DOLITTLE | Uma receita ineficaz

Atualizado: 3 de ago. de 2021


Robert Downey Jr. e Harry Collett em cena do filme Dolittle (2020), de Stephen Gaghan | Foto: Divulgação (Universal)

O tempo passa e já faz duas décadas que o público foi apresentado à encarnação mais cômica do Doutor Dolittle, personagem criado pelo escritor inglês Hugh Lofting, inicialmente como uma distração dos horrores da I Guerra Mundial nas cartas que escrevia para seus filhos, direto das trincheiras. A partir do momento em que, tanto os direitos autorais de suas primeiras histórias caíram em domínio público quanto a figura de Eddie Murphy na pele do médico capaz de falar com animais na comédia familiar Dr. Dolittle (1998) e sua sequência de 2001 não é mais reconhecível às novas gerações, a ideia de leva-lo novamente às telas do cinema não escapou da mente dos executivos de Hollywood e foi concretizada pela Universal em Dolittle (2020). O filme de Stephen Gaghan, porém, deixa o cenário contemporâneo da franquia anterior – que foi prolongada com continuações protagonizadas pela filha do excêntrico veterinário, interpretada por Kyla Pratt – para embarcar na fantasia com animais em CGI no retorno à era Vitoriana, assim como os textos originais e a primeira adaptação cinematográfica, o musical O Fabuloso Doutor Dolittle (1967).

Uma simpática animação em 2D, então, apresenta este “novo” Dolittle para a plateia, explicando seus prodígios passados e o motivo de sua atual clausura: o luto pela morte da sua mulher e companheira de aventuras, Lily Dolittle (Kasia Smutniak), em um naufrágio. Logo surge Robert Downey Jr. com um sotaque galês como o recluso doutor em seu santuário animal no interior do Reino Unido, isolado do contato humano até que os infantes Tommy Stubbins (Harry Collett) e Lady Rose (Carmel Laniado) atrapalham o seu sossego. O primeiro com um esquilo ferido em mãos e a ânsia de aprender tudo sobre seu dom e a segunda com o pedido de socorro da Rainha Vitória (Jessie Buckley, desperdiçada neste papel), cuja doença misteriosa que a abate pode pôr em risco a estabilidade de seu refúgio, obrigando-o a se aventurar mundo afora.

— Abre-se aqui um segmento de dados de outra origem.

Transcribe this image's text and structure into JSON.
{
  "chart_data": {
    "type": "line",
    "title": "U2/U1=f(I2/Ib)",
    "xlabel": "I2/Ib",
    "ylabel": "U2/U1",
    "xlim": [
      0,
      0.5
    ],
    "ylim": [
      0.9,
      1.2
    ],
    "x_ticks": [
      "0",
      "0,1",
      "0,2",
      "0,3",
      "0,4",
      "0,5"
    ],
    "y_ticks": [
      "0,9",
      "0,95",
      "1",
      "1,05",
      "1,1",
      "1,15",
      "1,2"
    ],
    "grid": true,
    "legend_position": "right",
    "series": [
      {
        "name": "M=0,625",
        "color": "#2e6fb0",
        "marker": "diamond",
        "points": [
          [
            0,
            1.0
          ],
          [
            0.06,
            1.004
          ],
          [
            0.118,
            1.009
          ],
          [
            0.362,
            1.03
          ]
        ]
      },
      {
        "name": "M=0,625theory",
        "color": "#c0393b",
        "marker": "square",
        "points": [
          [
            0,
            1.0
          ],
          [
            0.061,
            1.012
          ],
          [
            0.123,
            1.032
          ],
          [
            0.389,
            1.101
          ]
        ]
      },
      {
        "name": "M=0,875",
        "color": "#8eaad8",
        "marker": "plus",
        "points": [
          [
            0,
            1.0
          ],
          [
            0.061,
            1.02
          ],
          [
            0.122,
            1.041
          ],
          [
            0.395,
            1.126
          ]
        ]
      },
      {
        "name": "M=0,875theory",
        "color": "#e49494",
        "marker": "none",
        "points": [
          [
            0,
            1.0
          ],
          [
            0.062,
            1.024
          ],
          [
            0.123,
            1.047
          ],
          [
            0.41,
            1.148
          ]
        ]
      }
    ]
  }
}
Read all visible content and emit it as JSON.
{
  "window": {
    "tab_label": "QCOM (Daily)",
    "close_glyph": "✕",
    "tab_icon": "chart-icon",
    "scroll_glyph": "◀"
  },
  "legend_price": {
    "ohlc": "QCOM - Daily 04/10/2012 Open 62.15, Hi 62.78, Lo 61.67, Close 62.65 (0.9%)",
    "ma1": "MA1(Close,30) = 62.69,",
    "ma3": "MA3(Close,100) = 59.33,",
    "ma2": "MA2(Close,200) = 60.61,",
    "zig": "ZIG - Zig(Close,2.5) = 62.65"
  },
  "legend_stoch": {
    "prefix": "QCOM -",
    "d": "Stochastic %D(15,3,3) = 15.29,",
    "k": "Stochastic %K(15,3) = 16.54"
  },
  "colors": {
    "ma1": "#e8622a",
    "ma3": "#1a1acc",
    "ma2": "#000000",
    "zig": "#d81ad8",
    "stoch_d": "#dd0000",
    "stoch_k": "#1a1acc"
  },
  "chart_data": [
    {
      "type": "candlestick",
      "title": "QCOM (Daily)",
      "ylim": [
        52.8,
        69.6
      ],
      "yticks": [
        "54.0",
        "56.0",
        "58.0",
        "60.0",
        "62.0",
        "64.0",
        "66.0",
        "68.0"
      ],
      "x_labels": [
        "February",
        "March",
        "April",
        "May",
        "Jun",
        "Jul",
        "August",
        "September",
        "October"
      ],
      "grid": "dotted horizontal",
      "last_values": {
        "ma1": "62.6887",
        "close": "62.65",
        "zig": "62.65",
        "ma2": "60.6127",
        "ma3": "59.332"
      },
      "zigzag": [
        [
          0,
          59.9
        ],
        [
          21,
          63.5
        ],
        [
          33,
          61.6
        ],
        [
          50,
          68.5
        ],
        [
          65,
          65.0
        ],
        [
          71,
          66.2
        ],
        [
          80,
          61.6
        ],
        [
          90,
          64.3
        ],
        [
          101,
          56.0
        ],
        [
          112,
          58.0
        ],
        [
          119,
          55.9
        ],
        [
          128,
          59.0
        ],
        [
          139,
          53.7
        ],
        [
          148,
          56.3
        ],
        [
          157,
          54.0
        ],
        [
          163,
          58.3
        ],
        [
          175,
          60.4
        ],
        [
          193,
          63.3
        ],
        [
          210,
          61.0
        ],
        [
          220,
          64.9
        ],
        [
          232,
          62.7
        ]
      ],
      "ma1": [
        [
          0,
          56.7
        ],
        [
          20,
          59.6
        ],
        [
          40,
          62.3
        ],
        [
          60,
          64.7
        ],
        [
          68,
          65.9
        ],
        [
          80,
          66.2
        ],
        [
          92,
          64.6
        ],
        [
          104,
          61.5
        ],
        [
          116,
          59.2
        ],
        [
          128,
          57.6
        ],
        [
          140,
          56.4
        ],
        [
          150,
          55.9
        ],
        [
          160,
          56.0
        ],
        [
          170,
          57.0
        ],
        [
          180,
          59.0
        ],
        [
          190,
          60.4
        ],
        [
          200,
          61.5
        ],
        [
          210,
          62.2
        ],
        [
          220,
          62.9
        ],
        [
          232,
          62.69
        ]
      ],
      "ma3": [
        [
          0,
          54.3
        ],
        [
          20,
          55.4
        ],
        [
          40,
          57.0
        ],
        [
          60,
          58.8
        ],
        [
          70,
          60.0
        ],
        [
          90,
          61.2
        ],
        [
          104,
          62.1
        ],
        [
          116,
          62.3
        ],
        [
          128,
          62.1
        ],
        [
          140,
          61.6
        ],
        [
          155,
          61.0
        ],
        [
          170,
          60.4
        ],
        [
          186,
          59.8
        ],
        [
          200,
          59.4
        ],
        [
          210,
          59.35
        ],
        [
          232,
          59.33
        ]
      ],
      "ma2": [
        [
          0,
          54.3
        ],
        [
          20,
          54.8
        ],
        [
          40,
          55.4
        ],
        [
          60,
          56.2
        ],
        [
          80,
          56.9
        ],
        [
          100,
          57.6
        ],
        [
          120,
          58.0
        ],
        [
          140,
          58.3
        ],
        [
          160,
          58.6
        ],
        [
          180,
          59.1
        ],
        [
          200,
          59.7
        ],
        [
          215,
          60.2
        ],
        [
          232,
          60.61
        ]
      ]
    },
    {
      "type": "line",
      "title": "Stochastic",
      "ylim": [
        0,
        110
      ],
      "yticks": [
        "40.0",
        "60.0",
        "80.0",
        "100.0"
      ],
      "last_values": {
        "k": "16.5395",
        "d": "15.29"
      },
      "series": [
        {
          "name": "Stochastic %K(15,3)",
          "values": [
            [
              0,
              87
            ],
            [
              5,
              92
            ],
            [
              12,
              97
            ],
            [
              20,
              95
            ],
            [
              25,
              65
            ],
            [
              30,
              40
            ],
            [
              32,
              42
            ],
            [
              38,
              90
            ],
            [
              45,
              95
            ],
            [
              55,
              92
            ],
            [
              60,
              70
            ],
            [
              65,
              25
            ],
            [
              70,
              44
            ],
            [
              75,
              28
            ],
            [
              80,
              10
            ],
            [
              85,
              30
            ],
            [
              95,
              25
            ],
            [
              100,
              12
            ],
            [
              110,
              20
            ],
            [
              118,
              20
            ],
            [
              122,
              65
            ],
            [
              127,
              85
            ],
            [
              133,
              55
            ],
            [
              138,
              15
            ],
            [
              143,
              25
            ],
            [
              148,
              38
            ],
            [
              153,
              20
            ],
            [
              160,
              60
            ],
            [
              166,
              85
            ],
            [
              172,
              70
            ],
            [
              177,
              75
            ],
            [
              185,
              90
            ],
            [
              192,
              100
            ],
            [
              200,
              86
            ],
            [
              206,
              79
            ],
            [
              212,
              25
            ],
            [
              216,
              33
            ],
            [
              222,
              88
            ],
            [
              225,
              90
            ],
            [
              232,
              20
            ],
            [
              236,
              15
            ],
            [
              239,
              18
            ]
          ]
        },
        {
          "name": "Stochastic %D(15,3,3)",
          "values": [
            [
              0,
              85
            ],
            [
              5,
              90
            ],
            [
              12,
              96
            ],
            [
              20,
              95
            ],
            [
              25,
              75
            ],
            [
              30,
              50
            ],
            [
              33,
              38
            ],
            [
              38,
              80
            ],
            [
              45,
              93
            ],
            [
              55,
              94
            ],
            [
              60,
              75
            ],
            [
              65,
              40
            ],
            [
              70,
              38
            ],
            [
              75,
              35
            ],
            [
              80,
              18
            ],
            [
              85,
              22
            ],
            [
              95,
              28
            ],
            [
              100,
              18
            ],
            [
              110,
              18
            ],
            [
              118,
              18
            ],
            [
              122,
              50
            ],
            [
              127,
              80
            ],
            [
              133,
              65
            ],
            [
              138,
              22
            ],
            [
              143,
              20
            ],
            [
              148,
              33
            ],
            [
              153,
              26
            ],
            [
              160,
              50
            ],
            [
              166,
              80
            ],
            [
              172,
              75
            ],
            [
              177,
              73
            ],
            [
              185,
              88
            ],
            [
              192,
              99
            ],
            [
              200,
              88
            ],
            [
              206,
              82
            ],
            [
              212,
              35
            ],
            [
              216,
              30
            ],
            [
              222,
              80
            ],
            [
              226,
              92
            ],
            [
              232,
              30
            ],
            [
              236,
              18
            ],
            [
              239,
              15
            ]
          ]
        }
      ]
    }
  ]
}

No entanto, se há uma comovente e identificável história de fundo para o protagonista, por que o público não consegue se envolver com ele? O roteiro de Gaghan em conjunto com Dan Gregor e Doug Mand, de Como Eu Conheci Sua Mãe / How I Met Your Mother (2005-14), reescrito por Chris McKay, diretor de Lego Batman: O Filme (2017), depois de mal sucedidos testes de audiência, até traz elementos que, em teoria, ajudariam na criação de empatia, seja com as apagadas figuras infanto-juvenis e a tentativa de uma relação mestre-aprendiz ou na mensagem bonita, mas parcialmente desenvolvida, que se transmite através dos animais que também precisam lidar com suas questões psicológicas, mais do que males físicos. Contudo, talvez, o próprio filme sofra de certa crise de identidade que é crucial para seu resultado final.

Com uma trama não tão Original quanto dita a música-tema de Sia, a produção ousa uma excentricidade que não soa genuína. Jogando longe da doçura das várias versões live action da concorrência, há momentos que o filme arrisca emular o estilo de Desventuras em Série (2004), especialmente na caracterização de Michael Sheen como um invejoso ex-colega de faculdade de Dolittle, o Dr. Blair Müdfly. Porém, sem nunca alcançar o tom fabular irônico e a sagacidade do longa igualmente ambientado na era Vitoriana, resta um humor pueril e irregular, incapaz de aproveitar o talento do grande elenco de vozes que tem à disposição dando vida aos animais, com Emma Thompson como a sábia arara Poly, Rami Malek como o medroso gorila Chee-Chee, John Cena como o urso Yoshi que não gosta de frio, Kumail Nanjiani como o ansioso avestruz Plimpton, além de Octavia Spencer, Tom Holland, Craig Robinson, Ralph Fiennes, Selena Gomez, Marion Cotillard, Frances de la Tour e Jason Mantzoukas completando o time.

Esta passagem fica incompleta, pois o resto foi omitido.